Voyage de printemps à Kyôto
Voyage de printemps 2014 – Kyôto – Le site d’Arashiyama
autres articles : I | II | III | IV
Les grands temples bouddhiques regroupent toujours, dans l’espace géographique qui leur est dévolu, plusieurs temples annexes partageant la même obédience, le zen de la branche Rinzai pour le Tenryûji, mais consacrés, selon les vœux des donateurs, à des figures différentes du panthéon bouddhiste
Dans le complexe du Tenryûji, se succèdent plusieurs temples indépendants, qui en dehors des célébrations religieuses sont souvent fermés à la visite
Mais si ces temples possèdent un jardin remarquable ou des peintures murales, la visite est possible contre le prix modique d’accès de 500 Yens (environ 3 €50 en 2014)
Ces modestes temples, qui n’ont pas l’honneur d’une mention dans les guides de voyages, ne drainent pas les foules de touristes, c’est pourquoi nous aimons tant nous y promener en étant sûrs d’y trouver calme et recueillement…et souvent une tasse de thé offert par une aimable personne affectée au temple se trouvant en veine de bavardage !
Le plus important de ces temples annexes, le Kôgenji, a été édifié à l’époque Muromachi, au XVe siècle par un membre du puissant clan militaire des Hosokawa…
…à qui fut attribué le titre honorifique de Kaizan, celui qui « ouvre la montagne » selon la formule désignant le fondateur d’un temple
Le Kogenji possède un petit jardin dans lequel sont réunis les éléments indispensables d’un Kare sansui, le jardin sec typique du bouddhisme zen, une mer de graviers blancs, des pierres-îles et le Shakkei, le paysage « emprunté » à l’horizon
Ce jardin serait l’œuvre du petit-fils de Musô Soseki, Supérieur de plusieurs temples à qui est attribué la création des premiers espaces zen à Kyôto, la tradition orale et secrète de maître à élève étant une constante dans l’art des moines-jardiniers
Comme il était d’usage poétiquement d’assimiler le rugissement du tigre au grondement de la terre, le nom du jardin Kôsho no Niwa, « jardin du Tigre rugissant » est aussi une métaphore du moment de l’Éveil spirituel dans le bouddhisme zen
Les jardins secs, situés au sud de la résidence du Supérieur, sont généralement accompagnés d’un ou plusieurs jardins « verts » où l’eau courante sous la forme d’un bassin et d’un ruisseau devient l’élément indispensable
Au Kogenji, une petite pièce d’eau bornée par de belles pierres savamment disposées évoque l’image familière d’un puits, comme le symbole d’une eau toujours claire et pure
Les jardins de ces temples secondaires sont passionnants à arpenter car chaque pouce du terrain est propice à l’observation !
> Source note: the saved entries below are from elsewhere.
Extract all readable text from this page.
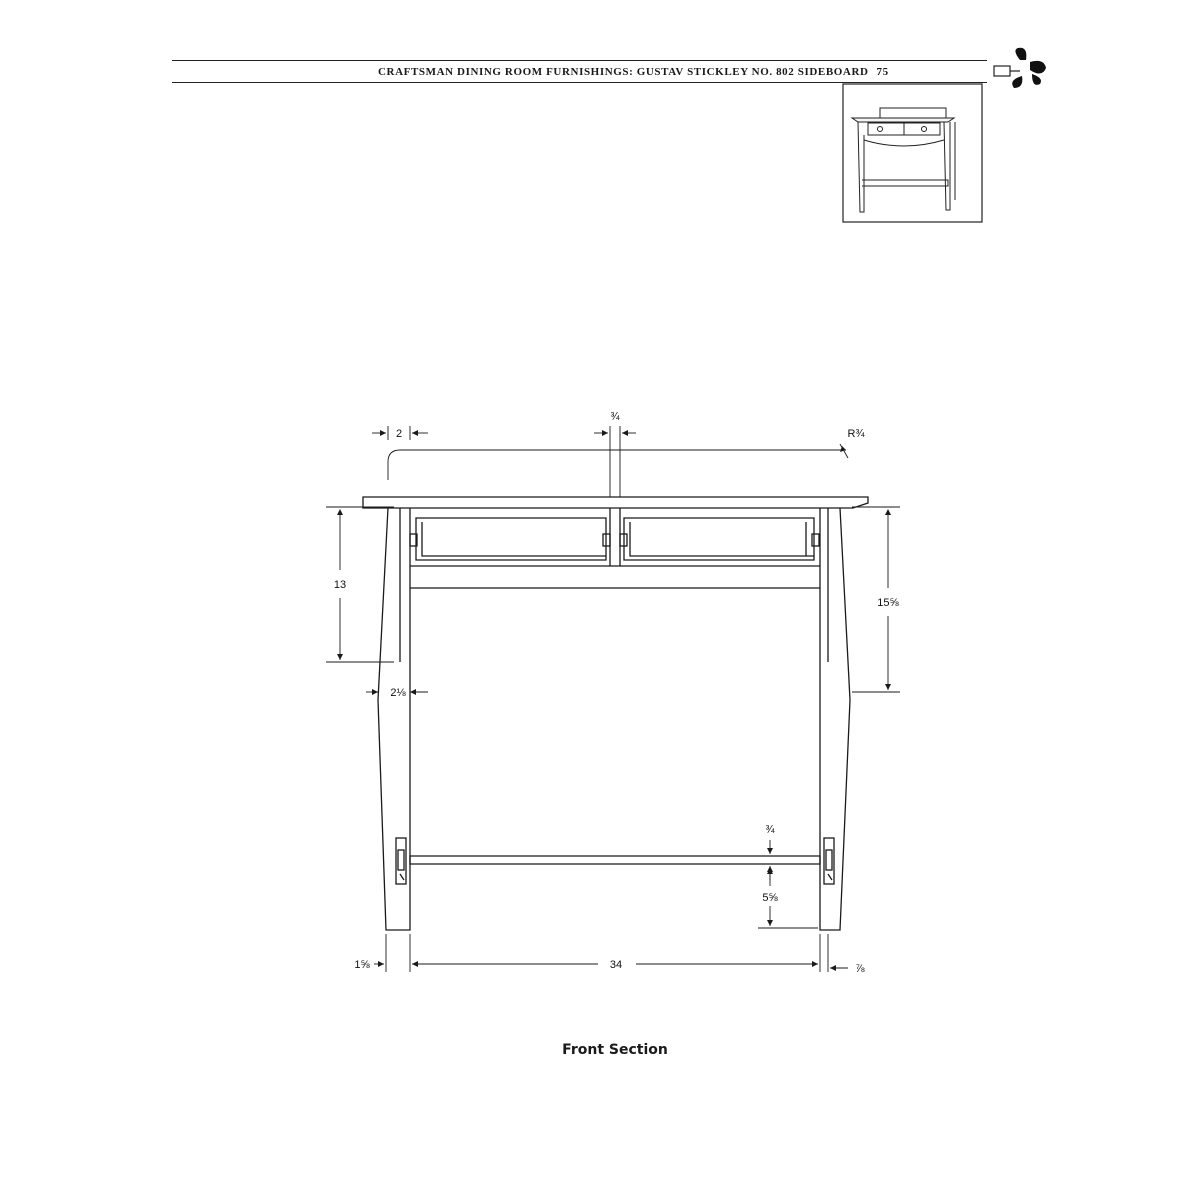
CRAFTSMAN DINING ROOM FURNISHINGS: GUSTAV STICKLEY NO. 802 SIDEBOARD 75
2
¾
R¾
13
15⅝
2⅛
¾
5⅝
1⅝	34	⅞
Front Section
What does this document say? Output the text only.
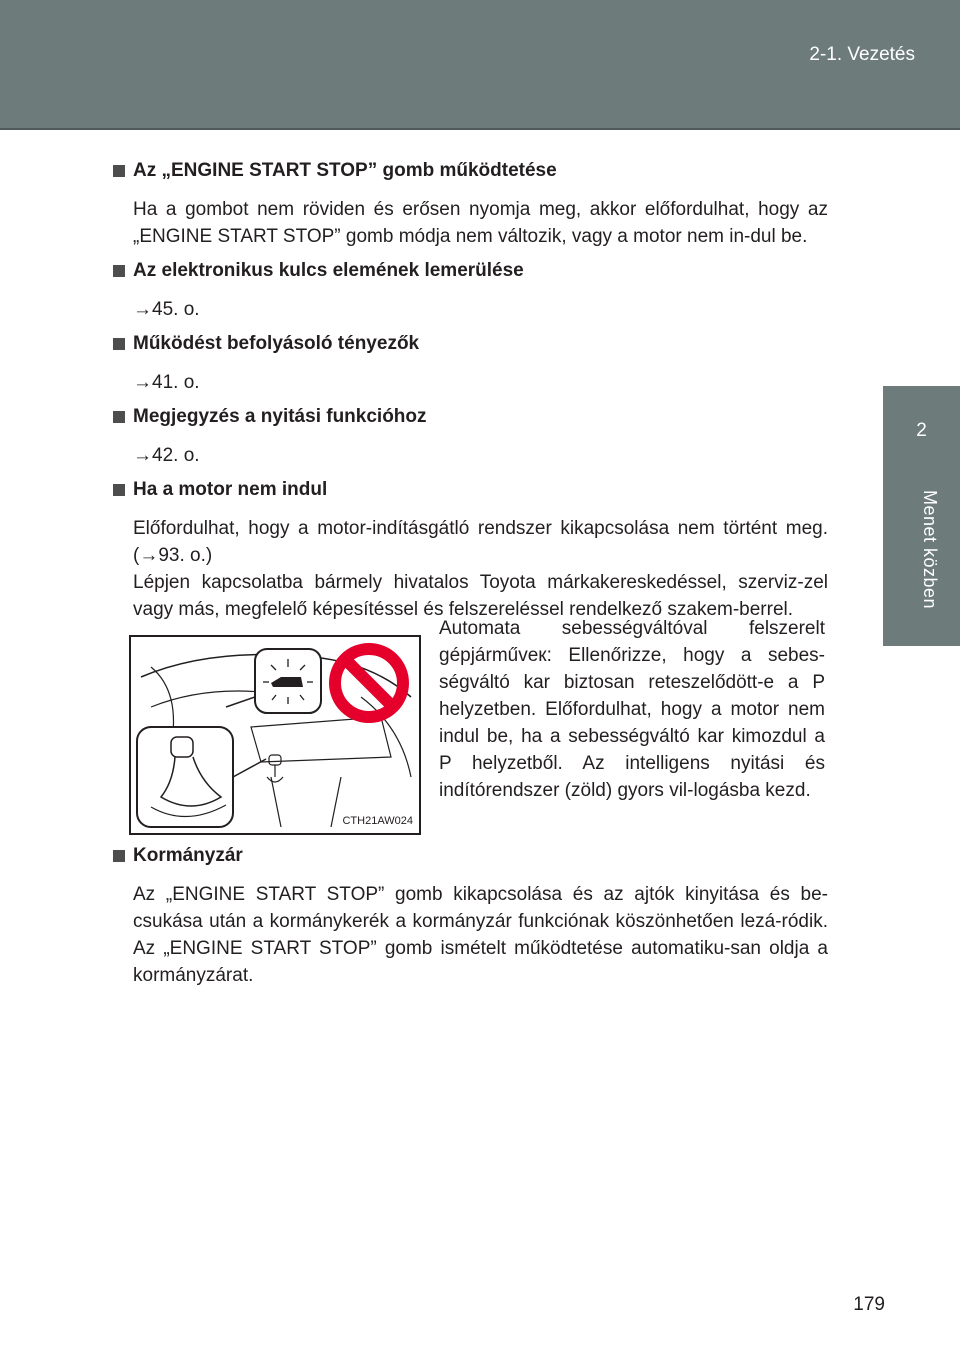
2-1. Vezetés
2
Menet közben

Az „ENGINE START STOP” gomb működtetése

Ha a gombot nem röviden és erősen nyomja meg, akkor előfordulhat, hogy az „ENGINE START STOP” gomb módja nem változik, vagy a motor nem in-dul be.

Az elektronikus kulcs elemének lemerülése

→45. o.

Működést befolyásoló tényezők

→41. o.

Megjegyzés a nyitási funkcióhoz

→42. o.

Ha a motor nem indul

Előfordulhat, hogy a motor-indításgátló rendszer kikapcsolása nem történt meg. (→93. o.)

Lépjen kapcsolatba bármely hivatalos Toyota márkakereskedéssel, szerviz-zel vagy más, megfelelő képesítéssel és felszereléssel rendelkező szakem-berrel.

CTH21AW024
Automata sebességváltóval felszerelt gépjárműveк: Ellenőrizze, hogy a sebes-ségváltó kar biztosan reteszelődött-e a P helyzetben. Előfordulhat, hogy a motor nem indul be, ha a sebességváltó kar kimozdul a P helyzetből. Az intelligens nyitási és indítórendszer (zöld) gyors vil-logásba kezd.

Kormányzár

Az „ENGINE START STOP” gomb kikapcsolása és az ajtók kinyitása és be-csukása után a kormánykerék a kormányzár funkciónak köszönhetően lezá-ródik. Az „ENGINE START STOP” gomb ismételt működtetése automatiku-san oldja a kormányzárat.

179
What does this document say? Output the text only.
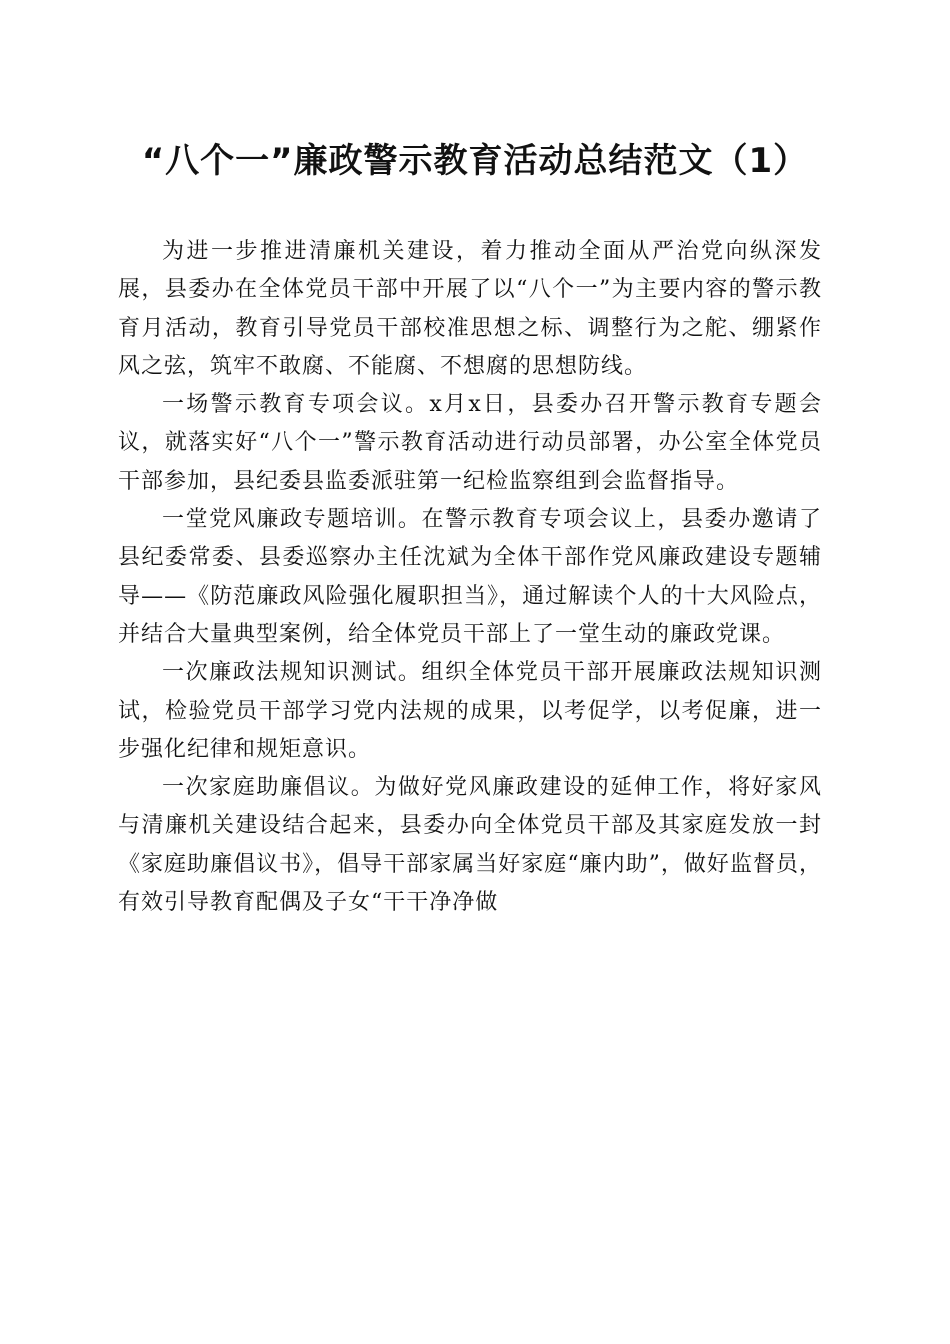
“八个一”廉政警示教育活动总结范文（1）

为进一步推进清廉机关建设，着力推动全面从严治党向纵深发展，县委办在全体党员干部中开展了以“八个一”为主要内容的警示教育月活动，教育引导党员干部校准思想之标、调整行为之舵、绷紧作风之弦，筑牢不敢腐、不能腐、不想腐的思想防线。

一场警示教育专项会议。x月x日，县委办召开警示教育专题会议，就落实好“八个一”警示教育活动进行动员部署，办公室全体党员干部参加，县纪委县监委派驻第一纪检监察组到会监督指导。

一堂党风廉政专题培训。在警示教育专项会议上，县委办邀请了县纪委常委、县委巡察办主任沈斌为全体干部作党风廉政建设专题辅导——《防范廉政风险强化履职担当》，通过解读个人的十大风险点，并结合大量典型案例，给全体党员干部上了一堂生动的廉政党课。

一次廉政法规知识测试。组织全体党员干部开展廉政法规知识测试，检验党员干部学习党内法规的成果，以考促学，以考促廉，进一步强化纪律和规矩意识。

一次家庭助廉倡议。为做好党风廉政建设的延伸工作，将好家风与清廉机关建设结合起来，县委办向全体党员干部及其家庭发放一封《家庭助廉倡议书》，倡导干部家属当好家庭“廉内助”，做好监督员，有效引导教育配偶及子女“干干净净做
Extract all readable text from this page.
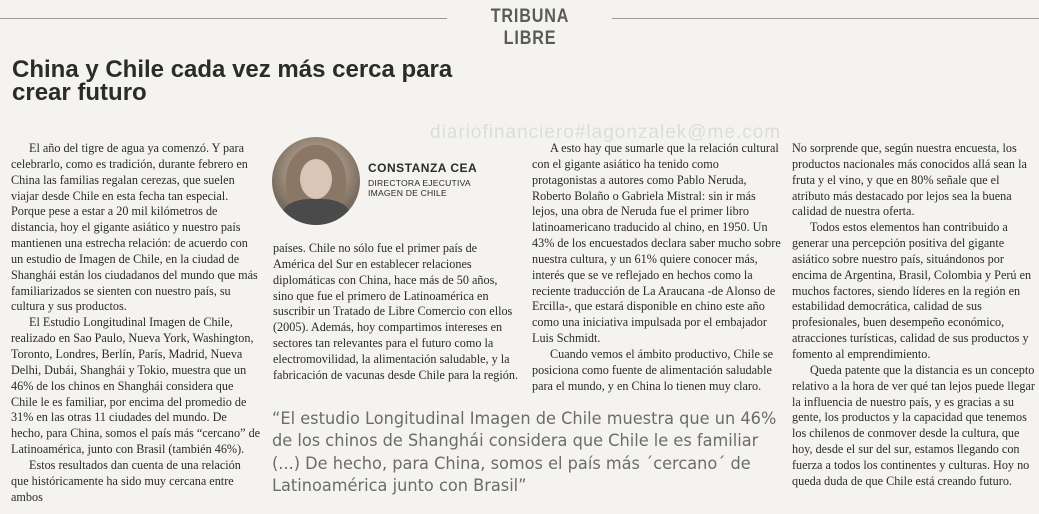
TRIBUNA LIBRE
China y Chile cada vez más cerca para crear futuro
diariofinanciero#lagonzalek@me.com

El año del tigre de agua ya comenzó. Y para celebrarlo, como es tradición, durante febrero en China las familias regalan cerezas, que suelen viajar desde Chile en esta fecha tan especial. Porque pese a estar a 20 mil kilómetros de distancia, hoy el gigante asiático y nuestro país mantienen una estrecha relación: de acuerdo con un estudio de Imagen de Chile, en la ciudad de Shanghái están los ciudadanos del mundo que más familiarizados se sienten con nuestro país, su cultura y sus productos.

El Estudio Longitudinal Imagen de Chile, realizado en Sao Paulo, Nueva York, Washington, Toronto, Londres, Berlín, París, Madrid, Nueva Delhi, Dubái, Shanghái y Tokio, muestra que un 46% de los chinos en Shanghái considera que Chile le es familiar, por encima del promedio de 31% en las otras 11 ciudades del mundo. De hecho, para China, somos el país más “cercano” de Latinoamérica, junto con Brasil (también 46%).

Estos resultados dan cuenta de una relación que históricamente ha sido muy cercana entre ambos

CONSTANZA CEA
DIRECTORA EJECUTIVA IMAGEN DE CHILE

países. Chile no sólo fue el primer país de América del Sur en establecer relaciones diplomáticas con China, hace más de 50 años, sino que fue el primero de Latinoamérica en suscribir un Tratado de Libre Comercio con ellos (2005). Además, hoy compartimos intereses en sectores tan relevantes para el futuro como la electromovilidad, la alimentación saludable, y la fabricación de vacunas desde Chile para la región.

A esto hay que sumarle que la relación cultural con el gigante asiático ha tenido como protagonistas a autores como Pablo Neruda, Roberto Bolaño o Gabriela Mistral: sin ir más lejos, una obra de Neruda fue el primer libro latinoamericano traducido al chino, en 1950. Un 43% de los encuestados declara saber mucho sobre nuestra cultura, y un 61% quiere conocer más, interés que se ve reflejado en hechos como la reciente traducción de La Araucana -de Alonso de Ercilla-, que estará disponible en chino este año como una iniciativa impulsada por el embajador Luis Schmidt.

Cuando vemos el ámbito productivo, Chile se posiciona como fuente de alimentación saludable para el mundo, y en China lo tienen muy claro.

No sorprende que, según nuestra encuesta, los productos nacionales más conocidos allá sean la fruta y el vino, y que en 80% señale que el atributo más destacado por lejos sea la buena calidad de nuestra oferta.

Todos estos elementos han contribuido a generar una percepción positiva del gigante asiático sobre nuestro país, situándonos por encima de Argentina, Brasil, Colombia y Perú en muchos factores, siendo líderes en la región en estabilidad democrática, calidad de sus profesionales, buen desempeño económico, atracciones turísticas, calidad de sus productos y fomento al emprendimiento.

Queda patente que la distancia es un concepto relativo a la hora de ver qué tan lejos puede llegar la influencia de nuestro país, y es gracias a su gente, los productos y la capacidad que tenemos los chilenos de conmover desde la cultura, que hoy, desde el sur del sur, estamos llegando con fuerza a todos los continentes y culturas. Hoy no queda duda de que Chile está creando futuro.

“El estudio Longitudinal Imagen de Chile muestra que un 46% de los chinos de Shanghái considera que Chile le es familiar (...) De hecho, para China, somos el país más ´cercano´ de Latinoamérica junto con Brasil”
En ces temps de cerisiers en fleurs, les moines qui ratissent chaque matin le gravier du jardin sec, se plaisent à dessiner aussi de façon ludique le sujet de ce printemps tant espéré !
Souvent ces jardins, espaces quelquefois bien encombrés, démentent l’ordonnancement classique si savant et si admiré par ailleurs !
Des pots de fleurs se disséminent au pied des rochers, les lanternes de pierre disparaissent sous une végétation anarchique et des effigies bouddhiques sans trop de style achèvent de brouiller la belle harmonie de l’espace
Mais tels qu’ils sont, ces jardins ne laissent pas d’être vivants et échappent avec bonheur à la standardisation quelque peu hermétique des jardins zen dans d’autre lieux plus renommés !
Des statues en bronze de grande taille, offertes au temple par des dévots particulièrement généreux, servent à réviser sa grammaire des représentations des déités bouddhiques !
Des lanternes de pierre sont dispersées en des points du jardin particulièrement intéressants à contempler, elles peuvent encore servir à éclairer le cheminement de nuit
Ces Ishidôrô, lanternes de pierre, de factures très diverses, sont un des grands charmes des jardins japonais, mais au-delà d’un rôle décoratif…
… beaucoup d’entre elles, offertes par des croyants, témoignent toujours d’une piété populaire encore très vivante dans le Japon de notre siècle
Le jardin n’est jamais silencieux, en dehors des pépiements d’oiseaux ou des croassements moins mélodieux des corbeaux, la contemplation s’accompagne de l’écoulement de l’eau d’un ruisseau, d’une fontaine mais aussi du bruit de la brise agitant de petites cloches accrochées sous les auvents des toitures
De l’architecture typique du zen, j’ai un faible pour les Katô mado, les fenêtres cintrées si élégantes avec leur treillis de fines baguettes de bois …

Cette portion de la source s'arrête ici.